Author : Martyn Whittock
Publisher : Simon and Schuster
Page : 269 pages
File Size : 38,99 MB
Release : 2019-08-06
Category : History
ISBN : 1643131796
Leading into the 400th anniversary of the voyage of the Mayflower, Martyn Whittock examines the lives of the “saints” (members of the Separatist puritan congregations) and “strangers” (economic migrants) on the original ship who collectively became known to history as “the Pilgrims.”The story of the Pilgrims has taken on a life of its own as one of our founding national myths—their escape from religious persecution, the dangerous transatlantic journey, that brutal first winter. Throughout the narrative, we meet characters already familiar to us through Thanksgiving folklore—Captain Jones, Myles Standish, and Tisquantum (Squanto)—as well as new ones.There is Mary Chilton, the first woman to set foot on shore, and asylum seeker William Bradford. We meet fur trapper John Howland and little Mary More, who was brought as an indentured servant. Then there is Stephen Hopkins, who had already survived one shipwreck and was the only Mayflower passenger with any prior Amer- ican experience. Decidedly un-puritanical, he kept a tavern and was frequently chastised for allowing drinking on Sundays.Epic and intimate, Mayflower Lives is a rich and rewarding book that promises to enthrall readers of early American history.

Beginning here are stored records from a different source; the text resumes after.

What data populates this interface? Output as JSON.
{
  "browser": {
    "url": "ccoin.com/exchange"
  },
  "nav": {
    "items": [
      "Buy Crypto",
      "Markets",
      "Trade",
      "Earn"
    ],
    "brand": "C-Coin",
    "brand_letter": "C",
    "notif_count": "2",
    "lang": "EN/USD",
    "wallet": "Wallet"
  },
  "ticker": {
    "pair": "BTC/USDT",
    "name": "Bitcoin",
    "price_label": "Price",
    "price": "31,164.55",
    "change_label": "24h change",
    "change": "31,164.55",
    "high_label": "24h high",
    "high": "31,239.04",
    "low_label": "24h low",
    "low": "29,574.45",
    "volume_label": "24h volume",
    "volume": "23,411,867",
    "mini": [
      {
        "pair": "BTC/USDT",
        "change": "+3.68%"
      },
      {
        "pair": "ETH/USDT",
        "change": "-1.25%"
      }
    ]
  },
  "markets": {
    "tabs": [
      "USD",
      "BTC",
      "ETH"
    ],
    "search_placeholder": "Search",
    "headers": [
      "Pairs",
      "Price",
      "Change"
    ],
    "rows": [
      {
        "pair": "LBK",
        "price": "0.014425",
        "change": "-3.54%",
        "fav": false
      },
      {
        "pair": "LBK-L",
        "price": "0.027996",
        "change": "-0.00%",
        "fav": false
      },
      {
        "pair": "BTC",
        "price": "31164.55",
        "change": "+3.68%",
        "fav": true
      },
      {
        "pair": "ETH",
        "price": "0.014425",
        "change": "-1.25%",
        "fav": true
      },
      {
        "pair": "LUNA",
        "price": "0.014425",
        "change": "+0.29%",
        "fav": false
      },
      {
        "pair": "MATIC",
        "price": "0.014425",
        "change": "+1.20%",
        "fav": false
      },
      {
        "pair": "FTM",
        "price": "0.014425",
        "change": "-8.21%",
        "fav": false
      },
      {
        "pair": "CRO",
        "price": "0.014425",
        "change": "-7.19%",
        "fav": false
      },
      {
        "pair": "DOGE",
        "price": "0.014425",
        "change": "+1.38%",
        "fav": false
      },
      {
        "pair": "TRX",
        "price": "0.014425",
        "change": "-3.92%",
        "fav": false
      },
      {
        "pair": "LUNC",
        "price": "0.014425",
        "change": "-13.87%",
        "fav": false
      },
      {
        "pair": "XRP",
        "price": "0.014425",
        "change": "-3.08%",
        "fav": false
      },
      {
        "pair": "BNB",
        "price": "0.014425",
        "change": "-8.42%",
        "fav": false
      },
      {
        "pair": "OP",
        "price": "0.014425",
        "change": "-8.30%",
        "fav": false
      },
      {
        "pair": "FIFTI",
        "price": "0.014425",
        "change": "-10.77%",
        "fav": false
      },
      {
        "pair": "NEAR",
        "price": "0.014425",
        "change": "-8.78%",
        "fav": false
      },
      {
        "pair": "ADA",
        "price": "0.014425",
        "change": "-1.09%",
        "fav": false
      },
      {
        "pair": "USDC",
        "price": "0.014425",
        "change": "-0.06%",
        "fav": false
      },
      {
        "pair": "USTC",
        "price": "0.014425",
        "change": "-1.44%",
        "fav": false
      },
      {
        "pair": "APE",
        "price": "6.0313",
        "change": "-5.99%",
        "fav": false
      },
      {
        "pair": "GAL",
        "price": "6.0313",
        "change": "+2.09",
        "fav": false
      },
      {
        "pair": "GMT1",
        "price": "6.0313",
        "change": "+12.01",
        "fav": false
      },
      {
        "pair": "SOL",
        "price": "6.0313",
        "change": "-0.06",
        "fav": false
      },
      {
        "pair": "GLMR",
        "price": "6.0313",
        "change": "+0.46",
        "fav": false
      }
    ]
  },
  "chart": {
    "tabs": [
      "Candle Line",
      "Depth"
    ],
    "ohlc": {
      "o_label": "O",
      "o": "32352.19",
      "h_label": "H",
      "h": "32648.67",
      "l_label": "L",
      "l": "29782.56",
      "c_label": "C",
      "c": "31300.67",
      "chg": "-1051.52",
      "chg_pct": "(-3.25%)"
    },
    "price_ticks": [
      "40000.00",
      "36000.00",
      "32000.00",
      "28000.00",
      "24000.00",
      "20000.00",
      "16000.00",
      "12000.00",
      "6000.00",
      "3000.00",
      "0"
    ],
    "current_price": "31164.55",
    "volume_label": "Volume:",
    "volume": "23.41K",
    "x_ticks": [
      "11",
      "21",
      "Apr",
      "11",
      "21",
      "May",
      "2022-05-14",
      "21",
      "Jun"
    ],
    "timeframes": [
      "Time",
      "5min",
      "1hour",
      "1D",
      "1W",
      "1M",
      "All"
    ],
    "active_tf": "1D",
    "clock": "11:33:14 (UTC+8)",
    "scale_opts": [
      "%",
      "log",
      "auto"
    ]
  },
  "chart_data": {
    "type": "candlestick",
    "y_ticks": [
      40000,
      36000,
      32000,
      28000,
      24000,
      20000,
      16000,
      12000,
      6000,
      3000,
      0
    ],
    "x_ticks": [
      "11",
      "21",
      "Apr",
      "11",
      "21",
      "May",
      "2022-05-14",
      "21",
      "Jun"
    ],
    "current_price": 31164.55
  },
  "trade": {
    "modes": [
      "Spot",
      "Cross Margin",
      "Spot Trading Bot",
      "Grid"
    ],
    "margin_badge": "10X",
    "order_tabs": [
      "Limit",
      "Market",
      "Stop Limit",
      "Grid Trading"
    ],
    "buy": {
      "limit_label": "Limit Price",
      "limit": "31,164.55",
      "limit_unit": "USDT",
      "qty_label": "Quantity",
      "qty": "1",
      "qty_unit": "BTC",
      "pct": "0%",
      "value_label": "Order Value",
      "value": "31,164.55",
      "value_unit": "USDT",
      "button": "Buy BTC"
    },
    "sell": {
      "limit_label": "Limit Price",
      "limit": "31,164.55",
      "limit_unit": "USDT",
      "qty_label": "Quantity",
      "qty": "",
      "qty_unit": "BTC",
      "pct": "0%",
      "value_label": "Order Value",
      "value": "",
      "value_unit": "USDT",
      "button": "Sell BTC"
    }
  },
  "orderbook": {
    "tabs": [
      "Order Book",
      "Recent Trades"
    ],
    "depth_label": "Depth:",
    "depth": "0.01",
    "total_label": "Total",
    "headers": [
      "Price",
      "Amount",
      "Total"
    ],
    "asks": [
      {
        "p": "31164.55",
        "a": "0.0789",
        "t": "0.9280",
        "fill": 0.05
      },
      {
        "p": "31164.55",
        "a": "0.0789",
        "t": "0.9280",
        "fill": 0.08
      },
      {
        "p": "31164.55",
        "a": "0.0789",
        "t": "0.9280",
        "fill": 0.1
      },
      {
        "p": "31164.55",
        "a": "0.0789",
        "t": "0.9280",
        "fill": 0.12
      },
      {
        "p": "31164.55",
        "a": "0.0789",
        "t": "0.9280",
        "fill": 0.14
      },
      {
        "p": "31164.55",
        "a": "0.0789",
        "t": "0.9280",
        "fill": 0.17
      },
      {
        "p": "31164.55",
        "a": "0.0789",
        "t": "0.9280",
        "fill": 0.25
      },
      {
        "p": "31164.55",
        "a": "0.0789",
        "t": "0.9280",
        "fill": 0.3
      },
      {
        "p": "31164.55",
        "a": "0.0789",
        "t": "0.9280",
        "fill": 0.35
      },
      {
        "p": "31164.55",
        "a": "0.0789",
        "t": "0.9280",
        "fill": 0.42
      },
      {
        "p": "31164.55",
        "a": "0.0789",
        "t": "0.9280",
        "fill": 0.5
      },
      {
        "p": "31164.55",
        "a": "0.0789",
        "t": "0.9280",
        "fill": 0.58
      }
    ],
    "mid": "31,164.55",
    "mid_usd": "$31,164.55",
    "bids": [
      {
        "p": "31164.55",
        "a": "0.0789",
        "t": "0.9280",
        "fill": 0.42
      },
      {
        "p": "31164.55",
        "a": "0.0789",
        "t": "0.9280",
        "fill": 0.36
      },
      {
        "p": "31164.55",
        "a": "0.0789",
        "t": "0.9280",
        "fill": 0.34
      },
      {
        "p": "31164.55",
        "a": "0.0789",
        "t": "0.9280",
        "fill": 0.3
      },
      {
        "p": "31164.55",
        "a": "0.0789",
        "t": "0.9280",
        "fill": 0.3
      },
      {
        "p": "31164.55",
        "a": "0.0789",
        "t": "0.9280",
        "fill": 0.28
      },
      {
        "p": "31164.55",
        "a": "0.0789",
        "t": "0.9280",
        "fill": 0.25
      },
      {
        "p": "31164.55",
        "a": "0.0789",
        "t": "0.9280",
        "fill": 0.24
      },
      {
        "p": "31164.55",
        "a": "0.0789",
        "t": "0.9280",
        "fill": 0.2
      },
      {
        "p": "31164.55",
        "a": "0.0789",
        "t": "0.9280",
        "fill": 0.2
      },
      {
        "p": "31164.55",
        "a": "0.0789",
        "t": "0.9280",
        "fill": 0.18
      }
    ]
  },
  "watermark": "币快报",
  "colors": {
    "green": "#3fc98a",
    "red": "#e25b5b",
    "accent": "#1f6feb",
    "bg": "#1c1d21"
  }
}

Author : Nathaniel Philbrick
Publisher : Penguin
Page : 492 pages
File Size : 20,30 MB
Release : 2006-05-09
Category : History
ISBN : 1101218835
"Vivid and remarkably fresh...Philbrick has recast the Pilgrims for the ages."--The New York Times Book Review Finalist for the Pulitzer Prize in History New York Times Book Review Top Ten books of the Year With a new preface marking the 400th anniversary of the landing of the Mayflower. How did America begin? That simple question launches the acclaimed author of In the Hurricane's Eye and Valiant Ambition on an extraordinary journey to understand the truth behind our most sacred national myth: the voyage of the Mayflower and the settlement of Plymouth Colony. As Philbrick reveals in this electrifying history of the Pilgrims, the story of Plymouth Colony was a fifty-five year epic that began in peril and ended in war. New England erupted into a bloody conflict that nearly wiped out the English colonists and natives alike. These events shaped the existing communites and the country that would grow from them.
Author : S. Jansen
Publisher : Springer
Page : 315 pages
File Size : 35,69 MB
Release : 2002-10-17
Category : Psychology
ISBN : 0230602118
In The Monstrous Regiment of Women , Sharon Jansen explores the case for and against female rule by examining the arguments made by theorists from Sir John Fortescue (1461) through Bishop Bossuet (1680) interweaving their arguments with references to the most well-known early modern queens. The 'story' of early modern European political history looks very different if, instead of focusing on kings and their sons, we see successive generations of powerful women and the shifting political alliances of the period from a very different, and revealing, perspective.